La evolución del Estado Moderno
“Todos los estados, todas las dominaciones que ejercieron y ejercen imperio sobre los hombres, fueron y son repúblicas o principados.” (17)
En torno al concepto de “Estado”
En una perspectiva histórica cabe una mirada extendida en cuanto a la trayectoria del Estado como forma política específica que abarca desde la Antigüedad hasta nuestros días. En la antigüedad, los imperios egipcio y persa, junto a la demos griega, son casos representativos de un concepto amplio de Estado, en la medida que se trata de procesos y realidades cuya característica central ha sido la gestión del poder respecto de una población específica y en un territorio determinado.
En tal sentido, es aplicable el concepto a las diversas realidades sociopolíticas que se sucedieron a lo largo de la evolución histórica, aunque una definición más específica nace para caracterizar la aparición del Estado Nación que surge en la modernidad como resultado de la finalización de las guerras de religión que tuvieron lugar en Europa durante el siglo XVI y XVII. Aquel proceso determinará un cambio profundo, de dimensión civilizatoria, que con sucesivas transformaciones se extiende hasta nuestros días.

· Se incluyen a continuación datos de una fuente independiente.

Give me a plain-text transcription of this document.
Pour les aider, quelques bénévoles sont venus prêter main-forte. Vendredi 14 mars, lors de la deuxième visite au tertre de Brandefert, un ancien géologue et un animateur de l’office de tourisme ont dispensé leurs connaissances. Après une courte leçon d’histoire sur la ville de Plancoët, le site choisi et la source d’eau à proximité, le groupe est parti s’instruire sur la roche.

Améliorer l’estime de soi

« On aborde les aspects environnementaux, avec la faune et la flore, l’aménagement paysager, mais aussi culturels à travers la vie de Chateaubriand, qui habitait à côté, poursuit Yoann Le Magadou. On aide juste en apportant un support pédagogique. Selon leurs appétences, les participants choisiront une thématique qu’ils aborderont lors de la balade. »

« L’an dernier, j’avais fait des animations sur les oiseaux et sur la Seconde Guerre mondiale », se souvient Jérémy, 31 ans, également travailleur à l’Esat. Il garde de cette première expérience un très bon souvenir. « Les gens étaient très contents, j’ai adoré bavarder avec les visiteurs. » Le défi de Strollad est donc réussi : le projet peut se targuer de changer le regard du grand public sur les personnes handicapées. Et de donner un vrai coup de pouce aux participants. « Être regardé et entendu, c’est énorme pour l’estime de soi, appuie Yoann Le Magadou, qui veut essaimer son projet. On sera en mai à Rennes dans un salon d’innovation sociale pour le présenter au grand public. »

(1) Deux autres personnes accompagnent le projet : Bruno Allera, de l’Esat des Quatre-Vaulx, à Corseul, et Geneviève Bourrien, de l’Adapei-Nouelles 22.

Tal como lo señalamos en las páginas precedentes, de un modo genérico podemos decir que el Estado surge para garantizar las normas mínimas de convivencia y de cooperación básica que permitan cierta previsibilidad para la vida en sociedad. En este marco, el Estado moderno ha evolucionado como una institución de carácter político que integra un cuadro administrativo encargado de conservar la pretensión del monopolio legítimo de la coerción física para el mantenimiento del orden vigente.